I received this email today. It looks like Penn took the best from all it's spinners and put them in a new model reel. I'll get one to check it out.


http://us8.campaign-archive2.com/?u=6b23f42eb618f9f853f11fcde&id=07947bcff0&e=08abb52e2c


I just ordered the 4000 and will get it all apart when it arrives. I'll post the pictures here.

Keith


----------



## MrFish (Aug 21, 2009)

I've been seeing pics of them all over Facebook from iCast. I was hoping someone would pick one up for review.


----------



## bbarton13 (May 4, 2009)

Lightest reel they make!


----------



## lobsterman (Sep 30, 2007)

I believe that is the one I want to give a spin in a 6000 for jigging. Just to see if it can hang with the big boys.


----------



## Chris V (Oct 18, 2007)

Ive got ours pre-ordered. It'll still be a little while though. They're introducing the Fierce II spinners as well and for the price, they're going to be tough to beat. The new Fierce lineup will also have four live liner models. I've used them and have to say they are pretty badass. Very reminiscent of the older bait runners but more compact.


----------



## stc1993 (Nov 23, 2014)

Did you read the answers from the Penn Co. man.

Clash is much lighter than the SSV. 
SSV gets bigger drag numbers, and has more sealing.
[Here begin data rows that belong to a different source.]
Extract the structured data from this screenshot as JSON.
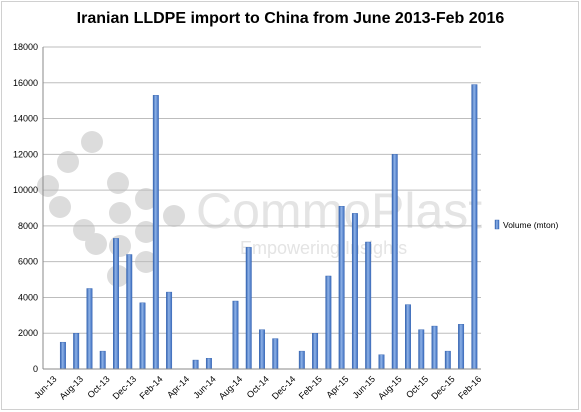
{
  "watermark": {
    "name": "CommoPlast",
    "tagline": "Empowering Insights"
  },
  "chart_data": {
    "type": "bar",
    "title": "Iranian LLDPE import to China from June 2013-Feb 2016",
    "xlabel": "",
    "ylabel": "",
    "ylim": [
      0,
      18000
    ],
    "yticks": [
      0,
      2000,
      4000,
      6000,
      8000,
      10000,
      12000,
      14000,
      16000,
      18000
    ],
    "grid": true,
    "legend_position": "right",
    "bar_color": "#4a7cc7",
    "categories": [
      "Jun-13",
      "Jul-13",
      "Aug-13",
      "Sep-13",
      "Oct-13",
      "Nov-13",
      "Dec-13",
      "Jan-14",
      "Feb-14",
      "Mar-14",
      "Apr-14",
      "May-14",
      "Jun-14",
      "Jul-14",
      "Aug-14",
      "Sep-14",
      "Oct-14",
      "Nov-14",
      "Dec-14",
      "Jan-15",
      "Feb-15",
      "Mar-15",
      "Apr-15",
      "May-15",
      "Jun-15",
      "Jul-15",
      "Aug-15",
      "Sep-15",
      "Oct-15",
      "Nov-15",
      "Dec-15",
      "Jan-16",
      "Feb-16"
    ],
    "tick_labels": [
      "Jun-13",
      "Aug-13",
      "Oct-13",
      "Dec-13",
      "Feb-14",
      "Apr-14",
      "Jun-14",
      "Aug-14",
      "Oct-14",
      "Dec-14",
      "Feb-15",
      "Apr-15",
      "Jun-15",
      "Aug-15",
      "Oct-15",
      "Dec-15",
      "Feb-16"
    ],
    "series": [
      {
        "name": "Volume (mton)",
        "values": [
          0,
          1500,
          2000,
          4500,
          1000,
          7300,
          6400,
          3700,
          15300,
          4300,
          0,
          500,
          600,
          0,
          3800,
          6800,
          2200,
          1700,
          0,
          1000,
          2000,
          5200,
          9100,
          8700,
          7100,
          800,
          12000,
          3600,
          2200,
          2400,
          1000,
          2500,
          15900
        ]
      }
    ]
  }
}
Someone asked him if it could take a splash in the surf?
He told them "As much of a splash as most spinning reels can take...yes. Not as protected as the Spinfisher V is for surf fishing."


----------



## Chris V (Oct 18, 2007)

I'd still surf fish with it. I have plenty of reels far inferior as do most of yall on here that have been swimming before and still working fine. I'm sure these will be able to take it.


----------



## LIM-IT-OUT (Aug 26, 2014)

Ah man... well I guess this gives me an excuse to spend more money... I think ill make a badass king Mac combo out of one


----------



## NoMoSurf (Oct 2, 2007)

I use a Fierce 4000 for my surf sight casting and a Fierce 5000 for one of my traditional Surf reels. They are now 2 and 3 years old. No problems what so ever. Both still look brand new.


----------



## tiderider (Oct 1, 2007)

Clash, that's probably the sound the pot metal gears will be making after the first month of decent fishing. Are these made in China like the Battles?


----------



## SHO-NUFF (May 30, 2011)

double post


----------



## SHO-NUFF (May 30, 2011)

tiderider said:


> Clash, that's probably the sound the pot metal gears will be making after the first month of decent fishing. Are these made in China like the Battles?
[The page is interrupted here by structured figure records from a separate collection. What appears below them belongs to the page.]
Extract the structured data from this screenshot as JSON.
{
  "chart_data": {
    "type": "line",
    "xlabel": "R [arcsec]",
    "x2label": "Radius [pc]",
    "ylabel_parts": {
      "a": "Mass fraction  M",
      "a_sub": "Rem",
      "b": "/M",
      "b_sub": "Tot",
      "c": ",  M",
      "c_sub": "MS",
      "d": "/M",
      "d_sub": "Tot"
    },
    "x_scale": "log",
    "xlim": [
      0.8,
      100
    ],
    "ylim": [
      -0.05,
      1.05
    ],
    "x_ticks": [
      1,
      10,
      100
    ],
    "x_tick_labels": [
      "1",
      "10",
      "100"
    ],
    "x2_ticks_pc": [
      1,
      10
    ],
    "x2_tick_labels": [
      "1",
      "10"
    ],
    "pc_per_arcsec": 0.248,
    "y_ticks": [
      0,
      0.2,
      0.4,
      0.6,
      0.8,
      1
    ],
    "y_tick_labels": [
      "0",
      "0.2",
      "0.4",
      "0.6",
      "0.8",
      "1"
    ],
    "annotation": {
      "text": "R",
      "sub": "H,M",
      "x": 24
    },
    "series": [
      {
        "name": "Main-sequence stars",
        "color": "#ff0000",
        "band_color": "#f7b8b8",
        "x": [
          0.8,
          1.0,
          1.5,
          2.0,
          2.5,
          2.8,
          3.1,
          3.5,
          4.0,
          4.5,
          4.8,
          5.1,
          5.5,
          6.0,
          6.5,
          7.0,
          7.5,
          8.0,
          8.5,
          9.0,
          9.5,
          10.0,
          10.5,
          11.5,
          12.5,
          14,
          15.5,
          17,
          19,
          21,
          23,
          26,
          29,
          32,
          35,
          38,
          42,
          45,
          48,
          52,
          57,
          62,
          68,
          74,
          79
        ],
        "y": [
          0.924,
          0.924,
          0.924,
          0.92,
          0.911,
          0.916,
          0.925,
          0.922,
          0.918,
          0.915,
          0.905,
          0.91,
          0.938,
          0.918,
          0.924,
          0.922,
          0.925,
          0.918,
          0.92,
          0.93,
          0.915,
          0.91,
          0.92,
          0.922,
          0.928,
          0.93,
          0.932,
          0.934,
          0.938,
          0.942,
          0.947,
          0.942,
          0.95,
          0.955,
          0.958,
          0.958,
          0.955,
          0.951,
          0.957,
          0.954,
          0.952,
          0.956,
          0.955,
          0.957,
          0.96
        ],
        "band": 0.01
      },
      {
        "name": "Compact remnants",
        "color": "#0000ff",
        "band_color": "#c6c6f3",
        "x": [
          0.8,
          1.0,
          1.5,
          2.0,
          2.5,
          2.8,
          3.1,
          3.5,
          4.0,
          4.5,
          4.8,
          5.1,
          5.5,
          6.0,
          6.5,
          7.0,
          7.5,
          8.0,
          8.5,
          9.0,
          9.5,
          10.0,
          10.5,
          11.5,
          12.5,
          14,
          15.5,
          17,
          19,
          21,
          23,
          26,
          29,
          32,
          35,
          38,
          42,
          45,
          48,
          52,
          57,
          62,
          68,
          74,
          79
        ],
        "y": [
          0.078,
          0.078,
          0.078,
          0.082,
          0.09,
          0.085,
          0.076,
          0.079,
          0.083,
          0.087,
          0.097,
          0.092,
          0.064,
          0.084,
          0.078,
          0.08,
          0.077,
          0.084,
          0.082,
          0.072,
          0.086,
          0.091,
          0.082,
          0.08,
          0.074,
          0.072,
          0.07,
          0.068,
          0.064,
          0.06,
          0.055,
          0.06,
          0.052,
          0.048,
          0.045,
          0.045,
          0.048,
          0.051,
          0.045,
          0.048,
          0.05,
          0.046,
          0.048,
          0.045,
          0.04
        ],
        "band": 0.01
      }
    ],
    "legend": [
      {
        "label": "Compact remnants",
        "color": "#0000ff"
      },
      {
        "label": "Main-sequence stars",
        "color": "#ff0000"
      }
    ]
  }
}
 I have a couple of Battles that have the "OceanMaster" tune done. My first Battle's and definitely different from the 704 or SS series Penn's I am accustomed to. 
No reverse slop when the bail is closed. Its different and I keep expecting the "clunk" moving the handle back and forth. No complaints and will see how durable they are in time.


----------



## J0nesi (Jun 22, 2011)

dang it penn im trying to save money not spend it!!


----------



## Xpac (Jun 22, 2011)

I think they are made in China. I guess they don't pass the $ threshold to be made in USA. The gears are supposed to be an upgrade from the SSV and will be offered as SSV upgrades for the 5500 and up sometime towards the end of the year. Look forward to reading some reviews. Sounds like they'll be great for jigging.


----------



## Chris V (Oct 18, 2007)

tiderider said:


> Clash, that's probably the sound the pot metal gears will be making after the first month of decent fishing. Are these made in China like the Battles?


 CNC machined gears, not die cast.


----------